After beginning his Auburn career with fits and starts, Wright seems to be firmly entrenched in coach Mike Pelton’s rotation on the defensive line.
Wright said an MCL tweak and bone bruise on his kneecap put him behind schedule during fall camp, and it’s been a battle to get back up to speed since then.
He only had about nine snaps over the Tigers’ first two games and did not record a tackle.
For the guy who openly welcomed comparisons to Nick Fairley on Signing Day, that just wasn’t cutting it.
“I know there was a lot of hype, I know I brought it on myself with the whole ‘Nick Who?’ situation, but then again, that’s someone who doesn’t know what goes on when we practice,” Wright said. “With my injury, I had to battle back, follow my leaders, follow their tips.”
Wright steadily stepped up his production in practice — and, in tandem, his game action — over the course of the year.
Against Ole Miss on Oct. 29, with regular starter Kenneth Carter slowed by injuries, Wright got the call.
He recorded one assisted tackle. More importantly, he played 50 snaps, or about the same amount he saw in the season’s first eight games combined.
“Somebody had to step up. Whether that person was going to be me or not, I was going to be ready,” Wright said. “I didn’t want the coaches to have any doubt, and I didn’t put any doubt in myself.
“I was moving all over the place, but it wasn’t in the bad way, it was in the good way. I guess you could say I was trying to make every play, but I was still doing my assignment. So looking back on film, watching film with (defensive coordinator Ted Roof), I managed not to get him mad.”

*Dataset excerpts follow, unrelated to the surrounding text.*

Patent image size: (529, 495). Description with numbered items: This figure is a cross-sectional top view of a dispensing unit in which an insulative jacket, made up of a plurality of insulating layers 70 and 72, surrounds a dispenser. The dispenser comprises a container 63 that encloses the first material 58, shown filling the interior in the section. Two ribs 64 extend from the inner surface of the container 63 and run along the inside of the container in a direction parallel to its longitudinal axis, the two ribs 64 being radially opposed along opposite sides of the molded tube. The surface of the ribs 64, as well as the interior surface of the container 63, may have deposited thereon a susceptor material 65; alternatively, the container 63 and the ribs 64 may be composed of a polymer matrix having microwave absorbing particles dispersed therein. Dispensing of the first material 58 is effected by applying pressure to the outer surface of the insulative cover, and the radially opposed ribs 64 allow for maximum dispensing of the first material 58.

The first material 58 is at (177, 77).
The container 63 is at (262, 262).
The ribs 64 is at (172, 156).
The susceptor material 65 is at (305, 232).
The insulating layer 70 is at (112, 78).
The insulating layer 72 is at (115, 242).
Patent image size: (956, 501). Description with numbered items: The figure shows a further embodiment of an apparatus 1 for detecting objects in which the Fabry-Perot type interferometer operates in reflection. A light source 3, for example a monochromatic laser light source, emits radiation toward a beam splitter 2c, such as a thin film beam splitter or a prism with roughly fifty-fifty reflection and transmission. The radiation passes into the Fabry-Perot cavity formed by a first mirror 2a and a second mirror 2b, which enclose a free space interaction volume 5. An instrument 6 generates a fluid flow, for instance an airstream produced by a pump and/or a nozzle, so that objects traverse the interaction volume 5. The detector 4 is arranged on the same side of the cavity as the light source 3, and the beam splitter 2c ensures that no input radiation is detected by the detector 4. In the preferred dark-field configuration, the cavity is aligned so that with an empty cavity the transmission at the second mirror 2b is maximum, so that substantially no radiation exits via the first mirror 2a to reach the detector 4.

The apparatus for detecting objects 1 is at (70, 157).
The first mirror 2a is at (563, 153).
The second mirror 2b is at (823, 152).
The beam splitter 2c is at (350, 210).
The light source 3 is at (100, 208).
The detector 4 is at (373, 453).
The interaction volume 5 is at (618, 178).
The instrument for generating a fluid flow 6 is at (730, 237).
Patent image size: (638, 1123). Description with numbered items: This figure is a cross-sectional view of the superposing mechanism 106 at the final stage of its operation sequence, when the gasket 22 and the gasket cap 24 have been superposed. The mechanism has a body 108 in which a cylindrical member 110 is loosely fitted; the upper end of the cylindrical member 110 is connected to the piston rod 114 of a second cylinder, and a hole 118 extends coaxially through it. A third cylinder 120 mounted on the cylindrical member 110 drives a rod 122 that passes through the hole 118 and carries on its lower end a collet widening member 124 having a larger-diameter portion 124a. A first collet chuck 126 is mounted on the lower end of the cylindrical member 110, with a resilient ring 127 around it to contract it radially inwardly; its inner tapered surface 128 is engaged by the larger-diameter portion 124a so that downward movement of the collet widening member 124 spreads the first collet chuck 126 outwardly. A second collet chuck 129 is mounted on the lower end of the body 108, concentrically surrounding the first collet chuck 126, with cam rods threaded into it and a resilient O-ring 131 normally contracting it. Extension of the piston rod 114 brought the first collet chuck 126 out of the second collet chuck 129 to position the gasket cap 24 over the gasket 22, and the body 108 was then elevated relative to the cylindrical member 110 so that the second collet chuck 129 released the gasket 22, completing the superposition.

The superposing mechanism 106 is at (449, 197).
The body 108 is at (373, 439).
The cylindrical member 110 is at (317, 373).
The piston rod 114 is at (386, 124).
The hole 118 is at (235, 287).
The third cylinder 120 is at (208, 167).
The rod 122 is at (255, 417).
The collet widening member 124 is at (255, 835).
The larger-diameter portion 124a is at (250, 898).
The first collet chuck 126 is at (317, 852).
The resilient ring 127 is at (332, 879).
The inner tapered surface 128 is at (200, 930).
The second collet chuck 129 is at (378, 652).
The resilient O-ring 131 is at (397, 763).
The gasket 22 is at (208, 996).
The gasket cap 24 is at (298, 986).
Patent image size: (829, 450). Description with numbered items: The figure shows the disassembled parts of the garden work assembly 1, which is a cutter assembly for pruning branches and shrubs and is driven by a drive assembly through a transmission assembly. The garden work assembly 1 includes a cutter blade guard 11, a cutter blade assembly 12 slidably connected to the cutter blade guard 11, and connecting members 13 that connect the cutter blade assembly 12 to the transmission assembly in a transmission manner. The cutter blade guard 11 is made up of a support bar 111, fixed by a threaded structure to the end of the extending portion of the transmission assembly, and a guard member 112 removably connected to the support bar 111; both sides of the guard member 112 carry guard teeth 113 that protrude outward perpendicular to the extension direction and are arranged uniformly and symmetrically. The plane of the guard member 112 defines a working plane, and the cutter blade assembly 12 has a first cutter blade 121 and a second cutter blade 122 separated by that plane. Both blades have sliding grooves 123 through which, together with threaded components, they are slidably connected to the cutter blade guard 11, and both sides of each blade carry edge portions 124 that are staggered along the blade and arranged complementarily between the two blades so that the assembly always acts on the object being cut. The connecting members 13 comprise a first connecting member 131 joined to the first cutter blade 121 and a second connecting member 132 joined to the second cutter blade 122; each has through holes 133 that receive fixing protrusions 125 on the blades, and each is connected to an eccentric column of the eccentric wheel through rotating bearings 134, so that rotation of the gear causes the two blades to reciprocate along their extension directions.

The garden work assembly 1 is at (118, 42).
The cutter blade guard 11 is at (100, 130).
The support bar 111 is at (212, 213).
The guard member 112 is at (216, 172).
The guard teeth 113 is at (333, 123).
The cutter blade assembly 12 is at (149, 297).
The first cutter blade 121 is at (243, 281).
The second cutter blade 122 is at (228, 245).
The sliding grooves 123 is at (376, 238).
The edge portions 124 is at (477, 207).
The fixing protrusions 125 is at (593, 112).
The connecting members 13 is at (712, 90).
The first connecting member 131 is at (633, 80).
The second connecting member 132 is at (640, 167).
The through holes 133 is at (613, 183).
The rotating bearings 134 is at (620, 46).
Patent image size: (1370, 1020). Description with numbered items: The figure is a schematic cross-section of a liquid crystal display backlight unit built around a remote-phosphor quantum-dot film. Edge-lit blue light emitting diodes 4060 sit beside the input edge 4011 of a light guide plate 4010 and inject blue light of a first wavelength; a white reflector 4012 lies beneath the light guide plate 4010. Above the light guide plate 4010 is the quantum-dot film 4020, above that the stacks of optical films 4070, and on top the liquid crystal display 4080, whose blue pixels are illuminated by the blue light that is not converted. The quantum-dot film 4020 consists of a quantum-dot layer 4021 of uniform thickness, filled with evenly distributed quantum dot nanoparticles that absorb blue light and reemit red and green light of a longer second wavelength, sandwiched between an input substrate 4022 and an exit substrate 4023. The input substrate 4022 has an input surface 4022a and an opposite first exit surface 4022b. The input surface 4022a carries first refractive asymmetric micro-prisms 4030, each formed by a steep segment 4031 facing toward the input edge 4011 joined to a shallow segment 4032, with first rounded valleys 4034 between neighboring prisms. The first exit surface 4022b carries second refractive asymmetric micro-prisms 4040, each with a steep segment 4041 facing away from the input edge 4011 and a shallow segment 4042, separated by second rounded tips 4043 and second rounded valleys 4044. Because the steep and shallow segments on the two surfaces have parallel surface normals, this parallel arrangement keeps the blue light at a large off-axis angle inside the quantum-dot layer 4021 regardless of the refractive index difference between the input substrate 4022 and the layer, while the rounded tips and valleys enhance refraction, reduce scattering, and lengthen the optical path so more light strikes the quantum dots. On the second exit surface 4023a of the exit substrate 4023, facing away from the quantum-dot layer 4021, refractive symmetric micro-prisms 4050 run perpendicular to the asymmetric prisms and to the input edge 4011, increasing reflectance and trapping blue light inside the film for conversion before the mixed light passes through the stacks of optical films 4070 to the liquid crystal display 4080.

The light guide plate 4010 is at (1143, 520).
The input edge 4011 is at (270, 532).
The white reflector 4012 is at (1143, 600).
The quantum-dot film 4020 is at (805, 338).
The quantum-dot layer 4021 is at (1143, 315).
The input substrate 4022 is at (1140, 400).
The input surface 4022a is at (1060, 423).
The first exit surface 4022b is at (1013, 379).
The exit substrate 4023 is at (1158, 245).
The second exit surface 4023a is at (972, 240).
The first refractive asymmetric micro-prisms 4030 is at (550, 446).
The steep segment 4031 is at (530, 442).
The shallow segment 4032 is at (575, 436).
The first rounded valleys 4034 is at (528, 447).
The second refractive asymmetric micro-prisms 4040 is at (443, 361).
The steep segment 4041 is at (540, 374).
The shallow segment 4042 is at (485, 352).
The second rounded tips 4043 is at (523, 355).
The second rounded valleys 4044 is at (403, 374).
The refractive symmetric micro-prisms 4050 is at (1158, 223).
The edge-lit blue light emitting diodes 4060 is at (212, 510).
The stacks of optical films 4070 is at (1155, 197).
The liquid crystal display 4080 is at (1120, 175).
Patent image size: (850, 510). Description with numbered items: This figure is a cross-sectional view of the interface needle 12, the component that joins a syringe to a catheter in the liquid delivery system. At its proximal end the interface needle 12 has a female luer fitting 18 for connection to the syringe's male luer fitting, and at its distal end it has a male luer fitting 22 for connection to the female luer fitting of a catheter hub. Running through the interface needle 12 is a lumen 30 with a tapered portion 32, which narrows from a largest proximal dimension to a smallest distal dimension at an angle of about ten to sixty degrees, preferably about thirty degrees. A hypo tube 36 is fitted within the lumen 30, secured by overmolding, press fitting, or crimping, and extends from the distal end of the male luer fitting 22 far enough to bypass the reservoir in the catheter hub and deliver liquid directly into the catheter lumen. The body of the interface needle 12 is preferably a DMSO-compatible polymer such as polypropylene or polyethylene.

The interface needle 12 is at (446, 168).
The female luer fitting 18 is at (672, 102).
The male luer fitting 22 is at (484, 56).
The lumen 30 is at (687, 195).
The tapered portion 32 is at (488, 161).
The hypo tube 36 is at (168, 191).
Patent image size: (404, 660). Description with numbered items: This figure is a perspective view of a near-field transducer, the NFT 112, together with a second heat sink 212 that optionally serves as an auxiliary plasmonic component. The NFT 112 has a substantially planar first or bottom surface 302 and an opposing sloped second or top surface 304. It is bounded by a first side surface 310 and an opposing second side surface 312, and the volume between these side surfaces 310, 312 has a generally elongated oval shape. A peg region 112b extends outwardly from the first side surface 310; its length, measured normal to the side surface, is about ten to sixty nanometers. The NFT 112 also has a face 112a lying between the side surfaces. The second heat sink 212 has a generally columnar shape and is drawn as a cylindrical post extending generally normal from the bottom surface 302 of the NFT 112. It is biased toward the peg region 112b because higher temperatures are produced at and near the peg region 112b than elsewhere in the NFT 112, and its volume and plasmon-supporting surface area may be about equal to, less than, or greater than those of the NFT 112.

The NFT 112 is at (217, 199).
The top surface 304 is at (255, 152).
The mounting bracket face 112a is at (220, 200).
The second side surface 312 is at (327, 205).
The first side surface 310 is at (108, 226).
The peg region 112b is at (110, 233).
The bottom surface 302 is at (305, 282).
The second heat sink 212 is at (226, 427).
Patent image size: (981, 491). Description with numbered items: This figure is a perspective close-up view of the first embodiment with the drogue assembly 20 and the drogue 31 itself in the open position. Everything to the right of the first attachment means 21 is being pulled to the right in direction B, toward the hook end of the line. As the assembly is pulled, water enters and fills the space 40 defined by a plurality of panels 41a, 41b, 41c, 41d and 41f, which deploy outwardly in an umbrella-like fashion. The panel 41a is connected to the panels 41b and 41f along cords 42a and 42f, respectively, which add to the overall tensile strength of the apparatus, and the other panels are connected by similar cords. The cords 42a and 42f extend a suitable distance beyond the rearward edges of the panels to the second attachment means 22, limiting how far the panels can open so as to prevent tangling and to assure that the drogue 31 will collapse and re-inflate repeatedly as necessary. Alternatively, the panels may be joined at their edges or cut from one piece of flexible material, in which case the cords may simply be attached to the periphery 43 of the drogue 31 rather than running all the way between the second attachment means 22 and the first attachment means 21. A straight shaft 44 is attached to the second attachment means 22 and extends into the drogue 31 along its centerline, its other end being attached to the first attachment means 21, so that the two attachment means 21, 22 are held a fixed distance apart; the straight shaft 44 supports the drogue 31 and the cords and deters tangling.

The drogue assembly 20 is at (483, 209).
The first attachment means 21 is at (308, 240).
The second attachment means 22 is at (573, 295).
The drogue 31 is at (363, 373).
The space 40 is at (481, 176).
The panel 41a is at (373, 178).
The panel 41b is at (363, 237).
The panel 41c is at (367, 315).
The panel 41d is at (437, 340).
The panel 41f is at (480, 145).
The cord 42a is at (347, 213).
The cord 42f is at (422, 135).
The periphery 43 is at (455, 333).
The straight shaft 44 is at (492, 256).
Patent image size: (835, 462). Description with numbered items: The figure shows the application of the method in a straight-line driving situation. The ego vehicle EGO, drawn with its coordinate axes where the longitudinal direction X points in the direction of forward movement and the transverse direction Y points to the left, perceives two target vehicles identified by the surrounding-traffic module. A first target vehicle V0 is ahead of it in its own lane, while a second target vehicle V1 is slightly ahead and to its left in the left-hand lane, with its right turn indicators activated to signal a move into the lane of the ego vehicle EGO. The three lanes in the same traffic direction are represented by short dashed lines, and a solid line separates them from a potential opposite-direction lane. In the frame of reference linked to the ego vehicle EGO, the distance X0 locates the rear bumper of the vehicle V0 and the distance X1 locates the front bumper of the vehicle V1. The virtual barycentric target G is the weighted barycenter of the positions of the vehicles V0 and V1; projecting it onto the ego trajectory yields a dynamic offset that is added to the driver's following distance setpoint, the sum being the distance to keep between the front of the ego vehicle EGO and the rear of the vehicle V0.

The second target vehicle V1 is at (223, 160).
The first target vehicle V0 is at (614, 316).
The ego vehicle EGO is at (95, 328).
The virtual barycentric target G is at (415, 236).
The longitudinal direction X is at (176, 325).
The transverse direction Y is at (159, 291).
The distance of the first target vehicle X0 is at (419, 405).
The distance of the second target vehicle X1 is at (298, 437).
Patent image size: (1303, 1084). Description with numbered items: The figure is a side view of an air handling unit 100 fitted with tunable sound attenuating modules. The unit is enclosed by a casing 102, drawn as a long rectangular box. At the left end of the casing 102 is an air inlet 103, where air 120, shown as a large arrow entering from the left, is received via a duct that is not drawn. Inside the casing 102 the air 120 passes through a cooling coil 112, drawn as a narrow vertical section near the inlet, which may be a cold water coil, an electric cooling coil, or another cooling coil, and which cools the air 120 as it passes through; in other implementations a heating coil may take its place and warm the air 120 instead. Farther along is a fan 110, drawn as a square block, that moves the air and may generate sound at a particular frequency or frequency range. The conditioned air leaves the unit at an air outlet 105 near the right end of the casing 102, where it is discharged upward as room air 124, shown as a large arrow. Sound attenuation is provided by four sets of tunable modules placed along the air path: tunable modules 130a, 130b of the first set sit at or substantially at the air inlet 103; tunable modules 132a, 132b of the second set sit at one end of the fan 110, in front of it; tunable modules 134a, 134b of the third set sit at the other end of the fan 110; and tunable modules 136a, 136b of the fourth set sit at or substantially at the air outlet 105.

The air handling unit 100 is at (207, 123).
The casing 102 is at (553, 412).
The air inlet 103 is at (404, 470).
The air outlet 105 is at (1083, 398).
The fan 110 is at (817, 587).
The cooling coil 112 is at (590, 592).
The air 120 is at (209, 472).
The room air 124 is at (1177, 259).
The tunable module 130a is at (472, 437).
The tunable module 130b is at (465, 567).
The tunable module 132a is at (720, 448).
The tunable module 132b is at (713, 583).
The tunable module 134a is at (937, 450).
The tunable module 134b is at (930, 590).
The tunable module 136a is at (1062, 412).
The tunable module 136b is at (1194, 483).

Wright said he isn’t sure where the starting situation with he and Carter stands, whether he’s a stopgap solution as Carter gets healthy or the Tigers’ man moving forward.
Roof said he’d continue to rep both Carter and Wright with the first team and see how it shook out toward the end of the week.
In any case, Wright’s made up the ground he lost in the fall and put himself in position to compete.
Just in time to take his shot at getting into his former teammate’s head.
“He’s done a good job of picking up and catching up to the speed of the game with his eyes,” Roof said. “He’s an instinctive guy inside, just playing within the framework and doing those things over and over.”